Loey Mohamed, Manogaran Gunasekaran, Khalifa Nour Eldeen M
Faculty of Computers and Artificial Intelligence, Department of Computer Science, Benha University, Benha, 13518 Egypt.
University of California, Davis, USA.
Neural Comput Appl. 2020 Oct 26:1-13. doi: 10.1007/s00521-020-05437-x.
The Coronavirus disease 2019 (COVID-19) is the fastest transmittable virus caused by severe acute respiratory syndrome Coronavirus 2 (SARS-CoV-2). The detection of COVID-19 using artificial intelligence techniques and especially deep learning will help to detect this virus in early stages which will reflect in increasing the opportunities of fast recovery of patients worldwide. This will lead to release the pressure off the healthcare system around the world. In this research, classical data augmentation techniques along with Conditional Generative Adversarial Nets (CGAN) based on a deep transfer learning model for COVID-19 detection in chest CT scan images will be presented. The limited benchmark datasets for COVID-19 especially in chest CT images are the main motivation of this research. The main idea is to collect all the possible images for COVID-19 that exists until the very writing of this research and use the classical data augmentations along with CGAN to generate more images to help in the detection of the COVID-19. In this study, five different deep convolutional neural network-based models (AlexNet, VGGNet16, VGGNet19, GoogleNet, and ResNet50) have been selected for the investigation to detect the Coronavirus-infected patient using chest CT radiographs digital images. The classical data augmentations along with CGAN improve the performance of classification in all selected deep transfer models. The outcomes show that ResNet50 is the most appropriate deep learning model to detect the COVID-19 from limited chest CT dataset using the classical data augmentation with testing accuracy of 82.91%, sensitivity 77.66%, and specificity of 87.62%.

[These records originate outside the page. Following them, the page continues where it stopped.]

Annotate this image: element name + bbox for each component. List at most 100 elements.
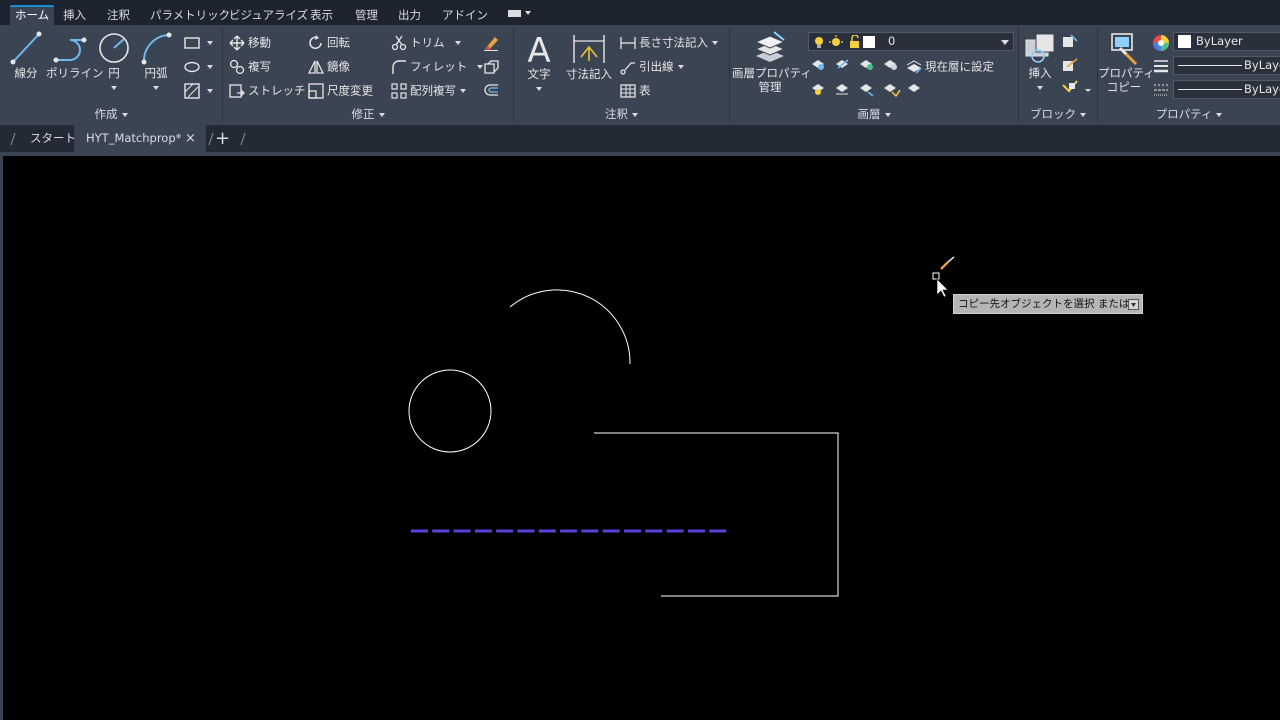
chevron-down-icon — [460, 88, 466, 93]
erase-button[interactable] — [483, 32, 502, 52]
new-tab-button[interactable]: + — [215, 125, 230, 152]
circle-button[interactable]: 円 — [96, 30, 132, 94]
cursor-arrow-icon — [936, 278, 949, 298]
layer-dropdown[interactable]: 0 — [808, 32, 1014, 51]
down-arrow-icon[interactable] — [1128, 299, 1139, 310]
panel-annotation: A 文字 寸法記入 長さ寸法記入 引出線 表 注釈 — [514, 25, 729, 125]
fillet-button[interactable]: フィレット — [391, 56, 484, 76]
chevron-down-icon — [207, 88, 213, 93]
ellipse-button[interactable] — [184, 56, 213, 76]
scissors-icon — [391, 35, 407, 50]
tab-view[interactable]: 表示 — [305, 5, 338, 25]
make-current-layer-button[interactable]: 現在層に設定 — [906, 56, 994, 76]
chevron-down-icon — [1080, 112, 1086, 117]
layer-properties-button[interactable]: 画層プロパティ 管理 — [732, 30, 812, 94]
polyline-button[interactable]: ポリライン — [46, 30, 104, 80]
close-icon[interactable]: × — [185, 125, 196, 152]
mirror-button[interactable]: 鏡像 — [308, 56, 350, 76]
rotate-button[interactable]: 回転 — [308, 32, 350, 52]
tab-divider-icon — [10, 132, 16, 146]
panel-title-properties[interactable]: プロパティ — [1098, 106, 1280, 122]
insert-block-icon — [1025, 33, 1055, 63]
dimension-button[interactable]: 寸法記入 — [564, 29, 614, 81]
stretch-button[interactable]: ストレッチ — [229, 80, 306, 100]
panel-title-block[interactable]: ブロック — [1019, 106, 1097, 122]
chevron-down-icon — [153, 85, 159, 90]
layer-state-icons — [815, 35, 875, 48]
trim-button[interactable]: トリム — [391, 32, 461, 52]
linear-dimension-button[interactable]: 長さ寸法記入 — [620, 32, 718, 52]
panel-properties: プロパティ コピー ByLayer ByLayer ByLayer プロパティ — [1098, 25, 1280, 125]
tab-insert[interactable]: 挿入 — [58, 5, 91, 25]
color-wheel-icon[interactable] — [1152, 34, 1170, 52]
tab-parametric[interactable]: パラメトリック — [145, 5, 235, 25]
explode-icon — [484, 59, 499, 74]
panel-block: 挿入 ブロック — [1019, 25, 1097, 125]
chevron-down-icon — [207, 64, 213, 69]
drawing-canvas[interactable] — [3, 156, 1280, 720]
tab-home[interactable]: ホーム — [10, 5, 55, 25]
drawn-circle[interactable] — [408, 369, 492, 453]
panel-title-annotation[interactable]: 注釈 — [514, 106, 729, 122]
lineweight-dropdown[interactable]: ByLayer — [1173, 56, 1280, 75]
line-sample — [1178, 89, 1242, 90]
hatch-button[interactable] — [184, 80, 213, 100]
circle-icon — [99, 33, 129, 63]
chevron-down-icon — [1216, 112, 1223, 117]
panel-title-create[interactable]: 作成 — [0, 106, 222, 122]
scale-icon — [308, 82, 324, 99]
leader-button[interactable]: 引出線 — [620, 56, 684, 76]
ribbon-minimize-toggle[interactable] — [508, 9, 534, 19]
panel-modify: 移動 回転 トリム 複写 鏡像 フィレット ストレッチ 尺度変更 配列複写 修正 — [223, 25, 513, 125]
rectangle-button[interactable] — [184, 32, 213, 52]
mirror-icon — [308, 60, 324, 74]
rectangle-icon — [184, 36, 200, 49]
line-button[interactable]: 線分 — [8, 30, 44, 80]
tab-manage[interactable]: 管理 — [350, 5, 383, 25]
offset-button[interactable] — [483, 80, 502, 100]
hatch-icon — [184, 82, 200, 99]
lineweight-icon — [1154, 60, 1168, 73]
copy-button[interactable]: 複写 — [229, 56, 271, 76]
stretch-icon — [229, 83, 245, 98]
ellipse-icon — [184, 61, 200, 72]
scale-button[interactable]: 尺度変更 — [308, 80, 373, 100]
ribbon: 線分 ポリライン 円 円弧 作成 移動 回転 トリム 複写 鏡像 フィレット ス… — [0, 25, 1280, 125]
panel-create: 線分 ポリライン 円 円弧 作成 — [0, 25, 222, 125]
chevron-down-icon — [632, 112, 638, 117]
tab-output[interactable]: 出力 — [393, 5, 426, 25]
drawing-geometry[interactable] — [3, 156, 1280, 720]
color-dropdown[interactable]: ByLayer — [1173, 32, 1280, 51]
drawn-arc[interactable] — [509, 289, 631, 365]
file-tab-active[interactable]: HYT_Matchprop* × — [74, 125, 206, 152]
tab-addins[interactable]: アドイン — [437, 5, 493, 25]
text-icon: A — [527, 31, 550, 67]
color-swatch — [1178, 35, 1191, 48]
explode-button[interactable] — [483, 56, 502, 76]
linetype-dropdown[interactable]: ByLayer — [1173, 80, 1280, 99]
arc-button[interactable]: 円弧 — [138, 30, 174, 94]
drawn-polyline[interactable] — [594, 432, 839, 597]
insert-block-button[interactable]: 挿入 — [1021, 30, 1059, 94]
tab-annotate[interactable]: 注釈 — [102, 5, 135, 25]
chevron-down-icon — [121, 112, 128, 117]
match-properties-icon — [1111, 33, 1138, 66]
chevron-down-icon — [1001, 40, 1009, 45]
panel-title-layers[interactable]: 画層 — [730, 106, 1018, 122]
block-tools-icons[interactable] — [1061, 33, 1093, 97]
chevron-down-icon — [454, 40, 461, 45]
ribbon-tab-bar: ホーム 挿入 注釈 パラメトリック ビジュアライズ 表示 管理 出力 アドイン — [0, 0, 1280, 25]
current-layer-name: 0 — [888, 34, 896, 48]
move-button[interactable]: 移動 — [229, 32, 271, 52]
line-icon — [10, 31, 42, 65]
panel-title-modify[interactable]: 修正 — [223, 106, 513, 122]
array-button[interactable]: 配列複写 — [391, 80, 466, 100]
table-button[interactable]: 表 — [620, 80, 651, 100]
tab-visualize[interactable]: ビジュアライズ — [224, 5, 313, 25]
text-button[interactable]: A 文字 — [522, 29, 556, 95]
arc-icon — [141, 32, 172, 65]
chevron-down-icon — [1037, 85, 1043, 90]
match-properties-button[interactable]: プロパティ コピー — [1098, 30, 1155, 94]
arrow-down-icon — [1131, 303, 1136, 307]
rotate-icon — [309, 34, 322, 49]
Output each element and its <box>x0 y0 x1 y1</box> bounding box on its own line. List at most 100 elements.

2019冠状病毒病(COVID-19)是由严重急性呼吸综合征冠状病毒2(SARS-CoV-2)引起的传播速度最快的病毒。利用人工智能技术尤其是深度学习来检测COVID-19,将有助于在早期阶段检测出这种病毒,这将反映在增加全球患者快速康复的机会上。这将减轻世界各地医疗系统的压力。在本研究中,将介绍基于深度迁移学习模型的经典数据增强技术以及条件生成对抗网络(CGAN),用于胸部CT扫描图像中的COVID-19检测。COVID-19的基准数据集有限,尤其是胸部CT图像方面,这是本研究的主要动机。主要思路是收集截至本研究撰写时所有可能的COVID-19图像,并使用经典数据增强技术以及CGAN来生成更多图像,以帮助检测COVID-19。在本研究中,选择了五种不同的基于深度卷积神经网络的模型(AlexNet、VGGNet16、VGGNet19、GoogleNet和ResNet50)进行调查,以使用胸部CTX光数字图像检测冠状病毒感染患者。经典数据增强技术与CGAN一起提高了所有选定深度迁移模型的分类性能。结果表明,ResNet50是使用经典数据增强从有限的胸部CT数据集中检测COVID-19的最合适深度学习模型,测试准确率为82.91%,灵敏度为77.66%,特异性为87.62%。